In order to suppress systematic shifts independent of the direction of momentum transfer we use the k-reversal method58,59. The interferometer measures ten times in each direction of momentum transfer over a period of 18 s. For each scattering direction, we create histograms out of the normalised output population of the interferometer. Hereby each individual histogram comprises data accumulated over a 9000 s period. From each histogram, we extract the interferometer response’s amplitude and offset60 as shown in Fig. 2. We subsequently extract g for intervals of 180 s (approximately 50 shots per direction) by fitting the postcorrected data to the expected atom interferometer response using the parameters determined by the histogram fit, solely leaving the interferometer phase as a free parameter. After 18,000 s integration we determine a local gravitational acceleration 9.812675 m s−2 with a standard uncertainty of 4 × 10−6 m s−2. We estimate the ambient noise in Fig. 3 from the phase corrections made during postcorrection. Accordingly, the data resembles the underlying ambient acceleration noise after weighting it with the atom interferometer’s transfer function. The first uncorrected value of  ≈3 mm s−2 per cycle also manifests in the 1/e width of the Gaussian-shaped spread in Fig. 2c.

Optomechanical sensor

Mirrors forming the optomechanical resonator, which has a volume on the order of a few hundred mm3, are made from the flat tip of a polarisation maintaining fibre and a side face of the fused silica test mass supported by a stiff u-shaped flexible mount, the cantilever (Fig. 1a), following the design of ref. 61. Our sensor features an optical finesse of about two, a resonance frequency of ω0 = 2π 678.5 Hz, and a mechanical quality factor of Q = 630. Due to its stiffness the optomechanical resonator can be described as an ideal harmonic oscillator. Below the resonance frequency, displacement of the test mass X as a function of vibration frequency ω linearly depends on the acting acceleration A,

$$\frac{X(\omega )}{A(\omega )}=\,-\,\frac{1}{{\omega }_{0}^{2}\,-\,{\omega }^{2}\,+\,i\frac{{\omega }_{0}}{Q}\omega } ,$$

and is therefore flat. By means of more advanced data analysis, the upper limit of the usable bandwidth can be extended beyond the mechanical resonance. Using adhesive bonding, the resonator is attached to a two-inch square mirror retroreflecting the light pulses driving the atom interferometer. The resonator’s acceleration-sensitive axis is aligned collinearly with the retroreflector’s normal vector (Fig. 1a) by orienting the outer edges of both devices parallel. The motion of the test mass is read out with a fibre-based optical setup based on telecom components comprising a tunable laser operating at a wavelength near 1560 nm protected by an optical isolator (Fig. 5). The sensor has a quarter wave plate incorporated in its lead fibre thereby enabling us to separate the signal reflected off the resonator using a polarising beam splitter. Additionally, a small fraction of the laser light is split off before the resonator using a 90:10 splitter. Making use of differential data acquisition of photo detectors PD 1 and 2 we can therefore cancel common mode laser intensity noise on the resonator signal. Finally, the processed signal depends on the transmission of the optomechanical resonator and hence the distance between the two reflective surfaces. Consequently, it is a direct measure of the acting acceleration. The optomechanical resonator and the retroreflection mirror are operated under normal atmospheric conditions. We place the mirror with the resonator attached onto a solid aluminium plate in strapdown configuration on the laboratory floor. During the initialisation of the optomechanical sensor, a commercial force-balance accelerometer (Nanometrics Titan) was utilised to perform test measurements for comparison as well as post correction for reference purposes.

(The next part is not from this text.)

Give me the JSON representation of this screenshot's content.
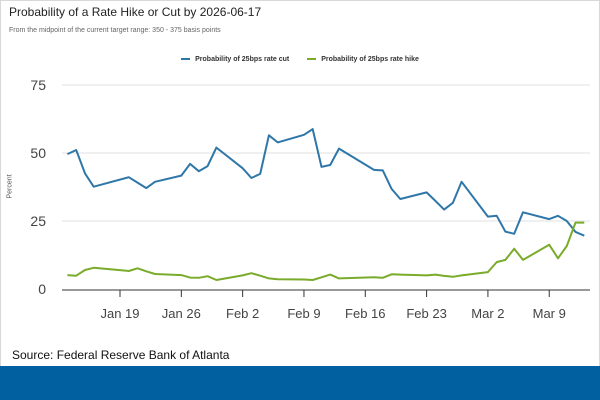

Fig. 5: Displacement readout system for the optomechanical resonator.
figure 5

Laser light split off for intensity noise correction and light reflected back from the optomechanical resonator (OMR) are detected on photo diodes (PD 1 & 2). Both signals are passed to current-to-voltage converters (I/V) followed by high-pass filters (HPF) at 0.8 Hz and are subsequently enhanced by amplifiers (Amp). Finally, the difference signal is digitally low-pass filtered (LPF) at 50 Hz.